Palm: Ganz allgemein richtet sich das Angebot an alle Betroffenen, unabhängig von ihrer Konfession oder Weltanschauung. Dass wir im christlichen Glauben verwurzelt sind und auf dieser Grundlage Seelsorge anbieten, ist natürlich dennoch klar und das steht auch so in unserer Broschüre.
«Wir haben schon viel erreicht. Aber im ambulanten Bereich gibt es noch grosse Lücken, was die Seelsorge angeht. Das wollen wir nun ändern.»
Lisa Palm
Wie ist die Idee zur Seelsorge-Hotline entstanden?
Fischer: (Lacht) Eigentlich haben wir einfach einen gut durchdachten gemeinsamen Flyer gestalten wollen, um die Seelsorge in der Palliative Care vorzustellen – und um die Palliative Care in der Seelsorge und in den Kirchen bekannter zu machen. Wir arbeiten ständig daran, das Verständnis einer «palliativen Grundhaltung» in unserem Umfeld zu befördern. Und bei der Arbeit zu diesem Flyer kam uns die Idee mit der Hotline – nicht zuletzt, weil wir wussten, dass gerade die Mitarbeitenden von spezialisierten ambulanten Teams froh wären um eine solche einfache Triage.

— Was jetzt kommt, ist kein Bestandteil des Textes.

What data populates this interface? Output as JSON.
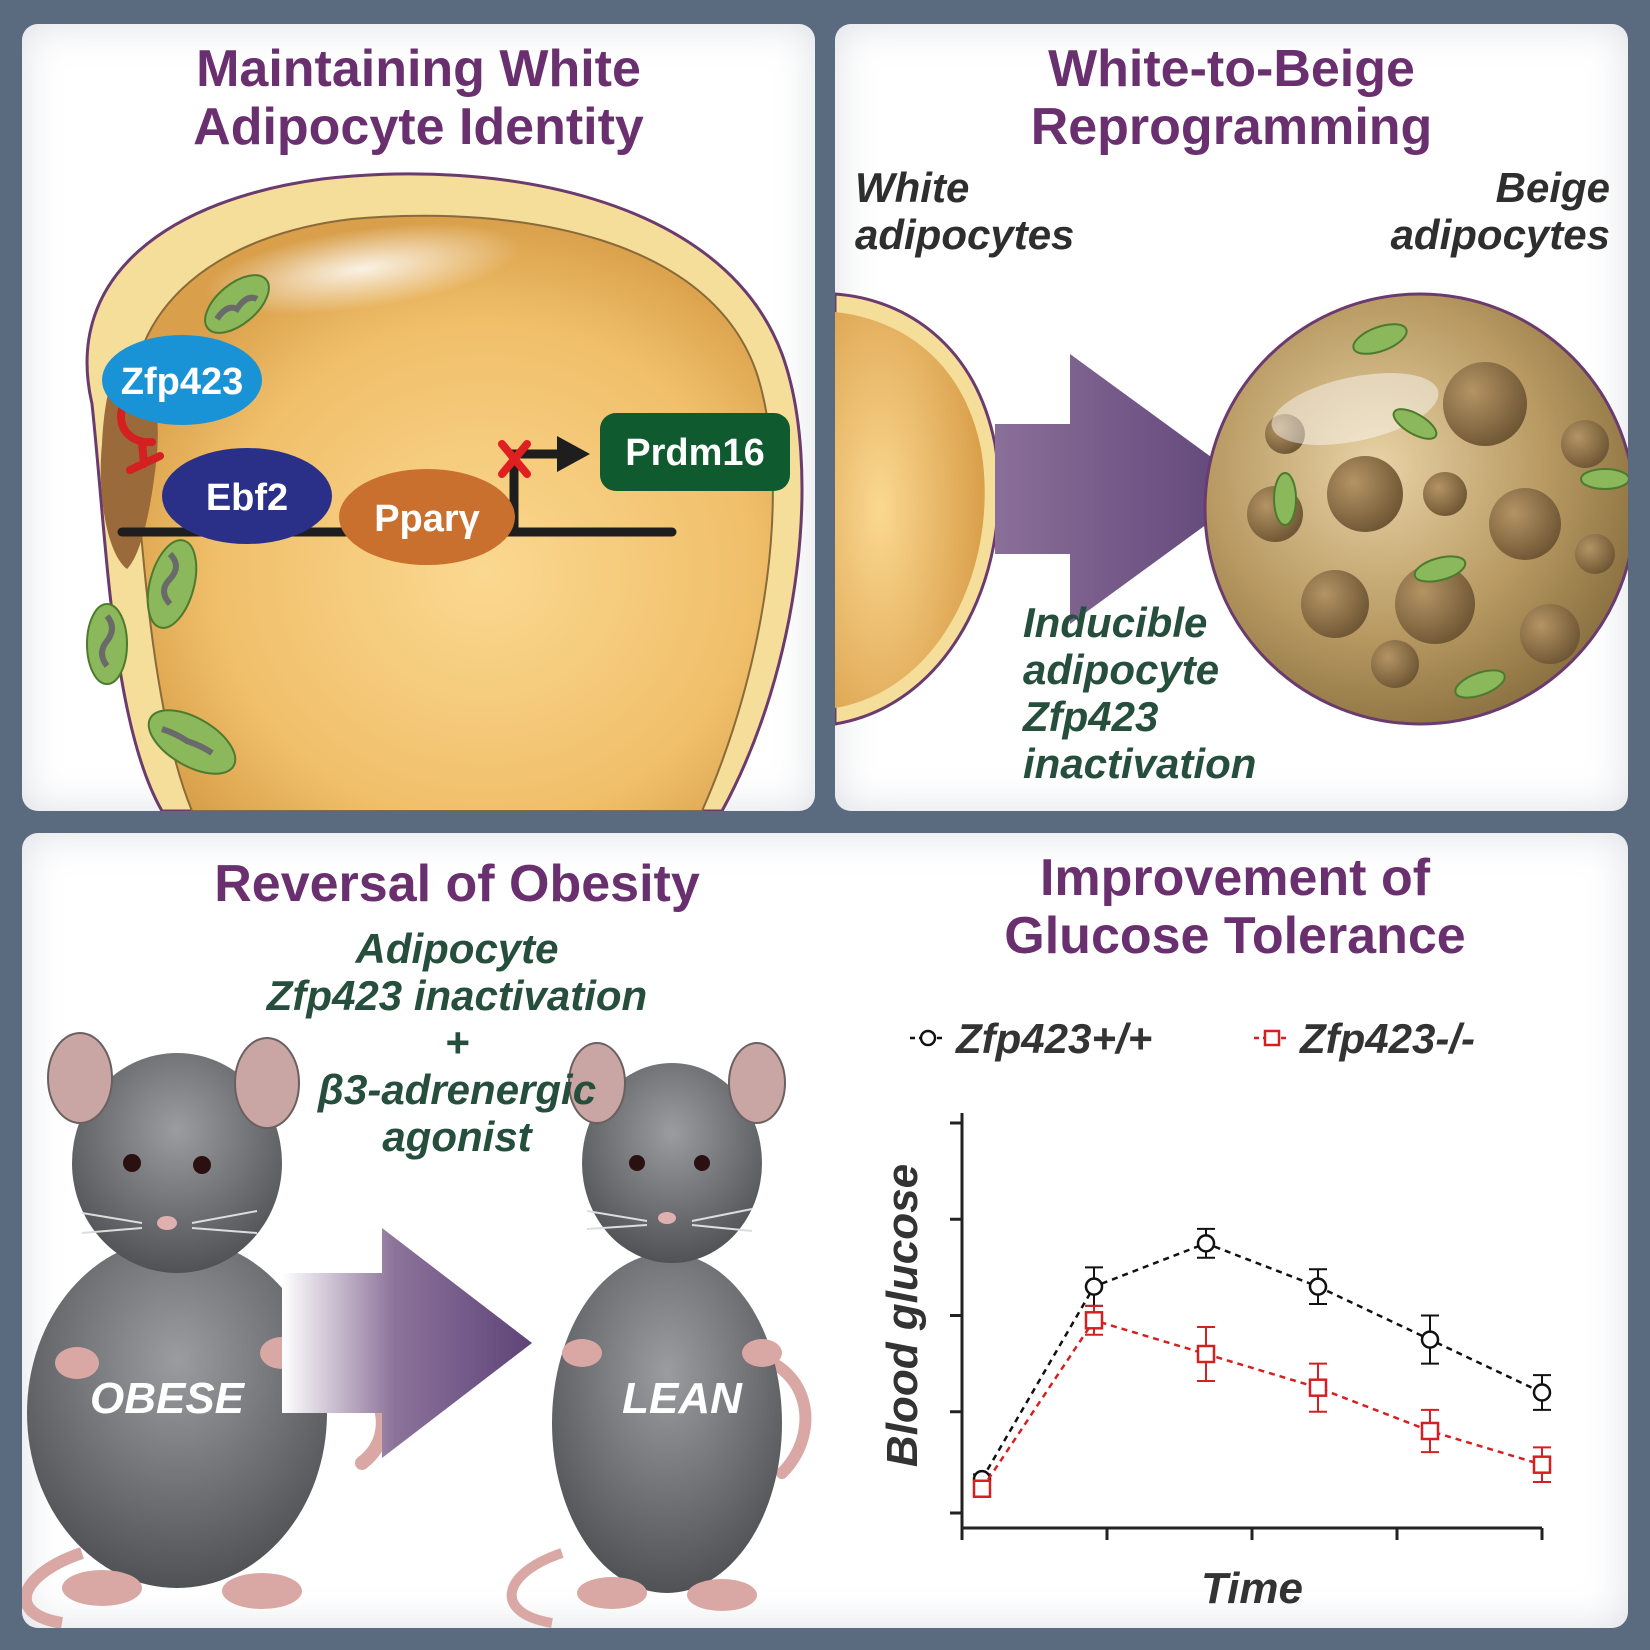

Palm: Das Projekt ist im Rahmen der gesamten Entwicklung unserer Kirchen zu sehen. Palliative Care wird für uns alle immer wichtiger. Seit 2014 gibt es dazu eine ökumenisch abgestimmte Strategie unserer beiden Landeskirchen, die noch bis 2019 läuft. Wir haben schon viel erreicht, beispielsweise in der Bildung – seit 5 Jahren führen wir eine Weiterbildung in Palliative Care für Seelsorgende durch – oder bei der Seelsorge im stationären Bereich. Aber im ambulanten Bereich gibt es noch grosse Lücken, was die Seelsorge angeht. Das wollen wir nun ändern – und die Hotline ist eine Massnahme dazu. Wir möchten unseren Beitrag dazu leisten, dass Menschen zuhause gut betreut Leben können bis zum Schluss.

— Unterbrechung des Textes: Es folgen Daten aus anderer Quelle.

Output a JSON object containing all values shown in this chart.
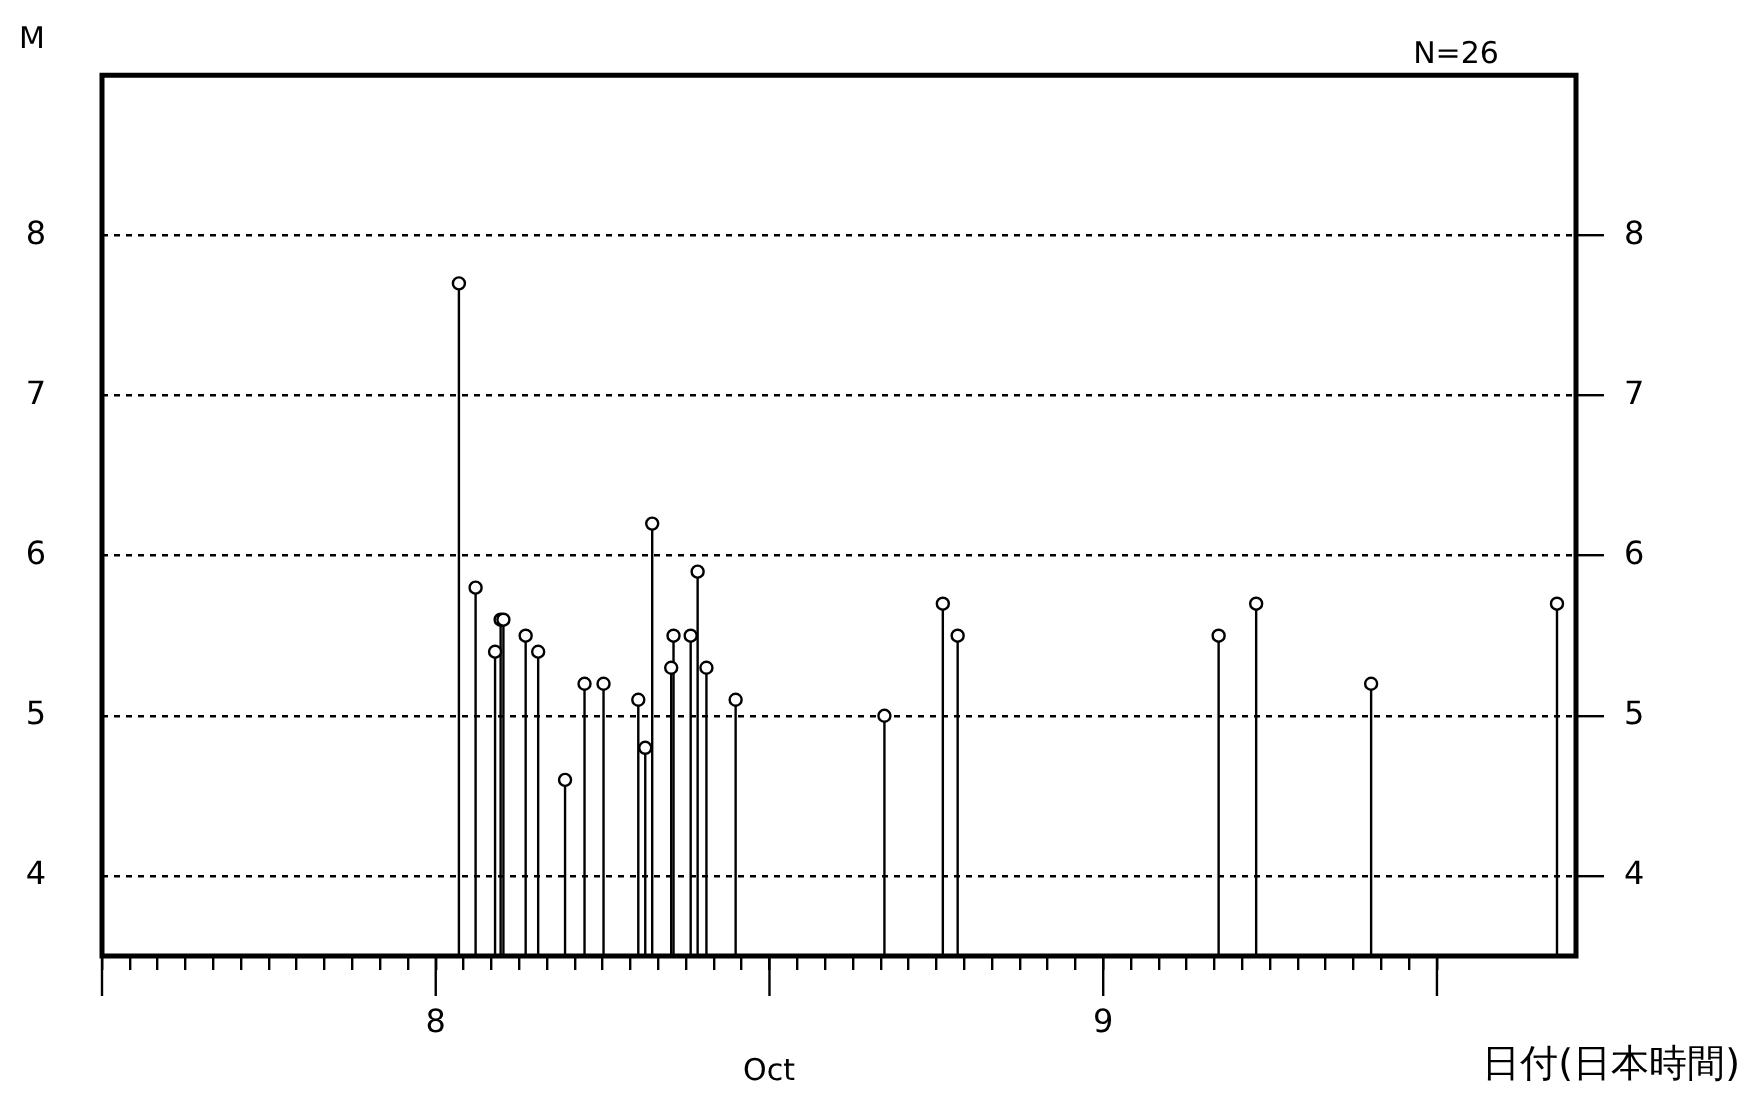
{
  "chart_data": {
    "type": "lollipop",
    "ylabel": "M",
    "xlabel": "日付(日本時間)",
    "annotations": [
      "N=26",
      "Oct"
    ],
    "x": [
      "--10-08T00:50",
      "--10-08T01:26",
      "--10-08T02:08",
      "--10-08T02:20",
      "--10-08T02:26",
      "--10-08T03:14",
      "--10-08T03:41",
      "--10-08T04:39",
      "--10-08T05:21",
      "--10-08T06:02",
      "--10-08T07:17",
      "--10-08T07:32",
      "--10-08T07:47",
      "--10-08T08:28",
      "--10-08T08:33",
      "--10-08T09:10",
      "--10-08T09:25",
      "--10-08T09:44",
      "--10-08T10:47",
      "--10-08T16:08",
      "--10-08T18:14",
      "--10-08T18:46",
      "--10-09T04:09",
      "--10-09T05:30",
      "--10-09T09:38",
      "--10-09T16:19"
    ],
    "values": [
      7.7,
      5.8,
      5.4,
      5.6,
      5.6,
      5.5,
      5.4,
      4.6,
      5.2,
      5.2,
      5.1,
      4.8,
      6.2,
      5.3,
      5.5,
      5.5,
      5.9,
      5.3,
      5.1,
      5.0,
      5.7,
      5.5,
      5.5,
      5.7,
      5.2,
      5.7
    ],
    "color": "#000000",
    "marker": "circle",
    "xlim": [
      "--10-07T12:00",
      "--10-09T17:00"
    ],
    "xticks": [
      {
        "value": "--10-07T12:00",
        "label": null
      },
      {
        "value": "--10-07T13:00",
        "label": null
      },
      {
        "value": "--10-07T14:00",
        "label": null
      },
      {
        "value": "--10-07T15:00",
        "label": null
      },
      {
        "value": "--10-07T16:00",
        "label": null
      },
      {
        "value": "--10-07T17:00",
        "label": null
      },
      {
        "value": "--10-07T18:00",
        "label": null
      },
      {
        "value": "--10-07T19:00",
        "label": null
      },
      {
        "value": "--10-07T20:00",
        "label": null
      },
      {
        "value": "--10-07T21:00",
        "label": null
      },
      {
        "value": "--10-07T22:00",
        "label": null
      },
      {
        "value": "--10-07T23:00",
        "label": null
      },
      {
        "value": "--10-08T00:00",
        "label": "8"
      },
      {
        "value": "--10-08T01:00",
        "label": null
      },
      {
        "value": "--10-08T02:00",
        "label": null
      },
      {
        "value": "--10-08T03:00",
        "label": null
      },
      {
        "value": "--10-08T04:00",
        "label": null
      },
      {
        "value": "--10-08T05:00",
        "label": null
      },
      {
        "value": "--10-08T06:00",
        "label": null
      },
      {
        "value": "--10-08T07:00",
        "label": null
      },
      {
        "value": "--10-08T08:00",
        "label": null
      },
      {
        "value": "--10-08T09:00",
        "label": null
      },
      {
        "value": "--10-08T10:00",
        "label": null
      },
      {
        "value": "--10-08T11:00",
        "label": null
      },
      {
        "value": "--10-08T12:00",
        "label": null
      },
      {
        "value": "--10-08T13:00",
        "label": null
      },
      {
        "value": "--10-08T14:00",
        "label": null
      },
      {
        "value": "--10-08T15:00",
        "label": null
      },
      {
        "value": "--10-08T16:00",
        "label": null
      },
      {
        "value": "--10-08T17:00",
        "label": null
      },
      {
        "value": "--10-08T18:00",
        "label": null
      },
      {
        "value": "--10-08T19:00",
        "label": null
      },
      {
        "value": "--10-08T20:00",
        "label": null
      },
      {
        "value": "--10-08T21:00",
        "label": null
      },
      {
        "value": "--10-08T22:00",
        "label": null
      },
      {
        "value": "--10-08T23:00",
        "label": null
      },
      {
        "value": "--10-09T00:00",
        "label": "9"
      },
      {
        "value": "--10-09T01:00",
        "label": null
      },
      {
        "value": "--10-09T02:00",
        "label": null
      },
      {
        "value": "--10-09T03:00",
        "label": null
      },
      {
        "value": "--10-09T04:00",
        "label": null
      },
      {
        "value": "--10-09T05:00",
        "label": null
      },
      {
        "value": "--10-09T06:00",
        "label": null
      },
      {
        "value": "--10-09T07:00",
        "label": null
      },
      {
        "value": "--10-09T08:00",
        "label": null
      },
      {
        "value": "--10-09T09:00",
        "label": null
      },
      {
        "value": "--10-09T10:00",
        "label": null
      },
      {
        "value": "--10-09T11:00",
        "label": null
      },
      {
        "value": "--10-09T12:00",
        "label": null
      }
    ],
    "ylim": [
      3.5,
      9
    ],
    "yticks": [
      4,
      5,
      6,
      7,
      8
    ],
    "y2lim": [
      3.5,
      9
    ],
    "y2ticks": [
      4,
      5,
      6,
      7,
      8
    ],
    "grid": "y"
  }
}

Wie wird das Angebot finanziert?
Palm: Die Kosten für die Seelsorge-Hotline werden von den beiden Kirchen gemeinsam getragen, das Angebot ist also für alle Anrufenden kostenlos. Wir sehen das als gesamtgesellschaftliches Angebot der Kirchen. Die Projektphase dauert vorerst zwei Jahre – so lange ist die Finanzierung bereits gesichert. Ende 2019, wenn auch unsere ökumenisch abgestimmte Strategie abläuft, werden wir sehen, wie das Angebot genutzt wird und wie der Bedarf aussieht. Wir sind zuversichtlich, dass wir bei Bedarf eine Weiterführung gewährleisten können.

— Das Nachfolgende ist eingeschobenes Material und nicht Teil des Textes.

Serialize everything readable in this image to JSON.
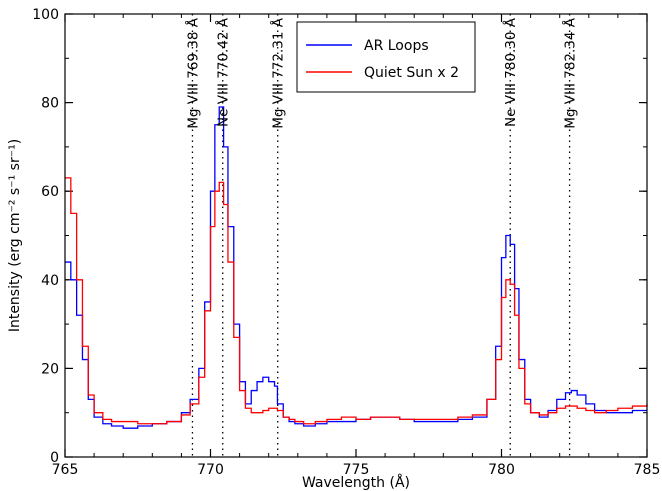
{
  "chart_data": {
    "type": "line",
    "title": "",
    "xlabel": "Wavelength (Å)",
    "ylabel": "Intensity (erg cm⁻² s⁻¹ sr⁻¹)",
    "xlim": [
      765,
      785
    ],
    "ylim": [
      0,
      100
    ],
    "x_ticks": [
      765,
      770,
      775,
      780,
      785
    ],
    "x_tick_labels": [
      "765",
      "770",
      "775",
      "780",
      "785"
    ],
    "y_ticks": [
      0,
      20,
      40,
      60,
      80,
      100
    ],
    "y_tick_labels": [
      "0",
      "20",
      "40",
      "60",
      "80",
      "100"
    ],
    "x_minor_step": 1,
    "y_minor_step": 10,
    "grid": false,
    "legend_position": "top-center",
    "colors": {
      "ar_loops": "#0000ff",
      "quiet_sun": "#ff0000"
    },
    "line_annotations": [
      {
        "x": 769.38,
        "label": "Mg VIII 769.38 Å"
      },
      {
        "x": 770.42,
        "label": "Ne VIII 770.42 Å"
      },
      {
        "x": 772.31,
        "label": "Mg VIII 772.31 Å"
      },
      {
        "x": 780.3,
        "label": "Ne VIII 780.30 Å"
      },
      {
        "x": 782.34,
        "label": "Mg VIII 782.34 Å"
      }
    ],
    "series": [
      {
        "name": "AR Loops",
        "color": "#0000ff",
        "x": [
          765.0,
          765.2,
          765.4,
          765.6,
          765.8,
          766.0,
          766.3,
          766.6,
          767.0,
          767.5,
          768.0,
          768.5,
          769.0,
          769.3,
          769.6,
          769.8,
          770.0,
          770.15,
          770.3,
          770.45,
          770.6,
          770.8,
          771.0,
          771.2,
          771.4,
          771.6,
          771.8,
          772.0,
          772.2,
          772.3,
          772.5,
          772.7,
          772.9,
          773.2,
          773.6,
          774.0,
          774.5,
          775.0,
          775.5,
          776.0,
          776.5,
          777.0,
          777.5,
          778.0,
          778.5,
          779.0,
          779.5,
          779.8,
          780.0,
          780.15,
          780.3,
          780.45,
          780.6,
          780.8,
          781.0,
          781.3,
          781.6,
          781.9,
          782.2,
          782.4,
          782.6,
          782.9,
          783.2,
          783.6,
          784.0,
          784.5,
          785.0
        ],
        "y": [
          44,
          40,
          32,
          22,
          13,
          9,
          7.5,
          7,
          6.5,
          7,
          7.5,
          8,
          10,
          13,
          20,
          35,
          60,
          75,
          79,
          70,
          52,
          30,
          17,
          12,
          15,
          17,
          18,
          17,
          16,
          12,
          9,
          8,
          7.5,
          7,
          7.5,
          8,
          8,
          8.5,
          9,
          9,
          8.5,
          8,
          8,
          8,
          8.5,
          9,
          13,
          25,
          45,
          50,
          48,
          38,
          22,
          13,
          10,
          9,
          10.5,
          13,
          14.5,
          15,
          14,
          12,
          10.5,
          10,
          10,
          10.5,
          10.5
        ]
      },
      {
        "name": "Quiet Sun x 2",
        "color": "#ff0000",
        "x": [
          765.0,
          765.2,
          765.4,
          765.6,
          765.8,
          766.0,
          766.3,
          766.6,
          767.0,
          767.5,
          768.0,
          768.5,
          769.0,
          769.3,
          769.6,
          769.8,
          770.0,
          770.15,
          770.3,
          770.45,
          770.6,
          770.8,
          771.0,
          771.2,
          771.4,
          771.6,
          771.8,
          772.0,
          772.2,
          772.3,
          772.5,
          772.7,
          772.9,
          773.2,
          773.6,
          774.0,
          774.5,
          775.0,
          775.5,
          776.0,
          776.5,
          777.0,
          777.5,
          778.0,
          778.5,
          779.0,
          779.5,
          779.8,
          780.0,
          780.15,
          780.3,
          780.45,
          780.6,
          780.8,
          781.0,
          781.3,
          781.6,
          781.9,
          782.2,
          782.4,
          782.6,
          782.9,
          783.2,
          783.6,
          784.0,
          784.5,
          785.0
        ],
        "y": [
          63,
          55,
          40,
          25,
          14,
          10,
          8.5,
          8,
          8,
          7.5,
          7.5,
          8,
          9.5,
          12,
          18,
          33,
          52,
          60,
          62,
          57,
          44,
          27,
          15,
          11,
          10,
          10,
          10.5,
          11,
          11,
          10.5,
          9,
          8.5,
          8,
          7.5,
          8,
          8.5,
          9,
          8.5,
          9,
          9,
          8.5,
          8.5,
          8.5,
          8.5,
          9,
          9.5,
          13,
          22,
          36,
          40,
          39,
          32,
          20,
          12,
          10,
          9.5,
          10,
          11,
          11.5,
          11.5,
          11,
          10.5,
          10,
          10.5,
          11,
          11.5,
          12
        ]
      }
    ]
  }
}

Fischer: Vorerst müssen wir Erfahrungen sammeln und schauen, wie sich das Angebot entwickelt. Wir wollen in diesen Tagen vor allem unseren neuen Flyer breit streuen, der ja nicht nur die Hotline bekanntmachen soll, sondern ganz allgemein zeigt, wie die Kirchen mit einer modernen und professionell aufgestellten Seelsorge eine wichtige Stütze in der Palliative Care sind.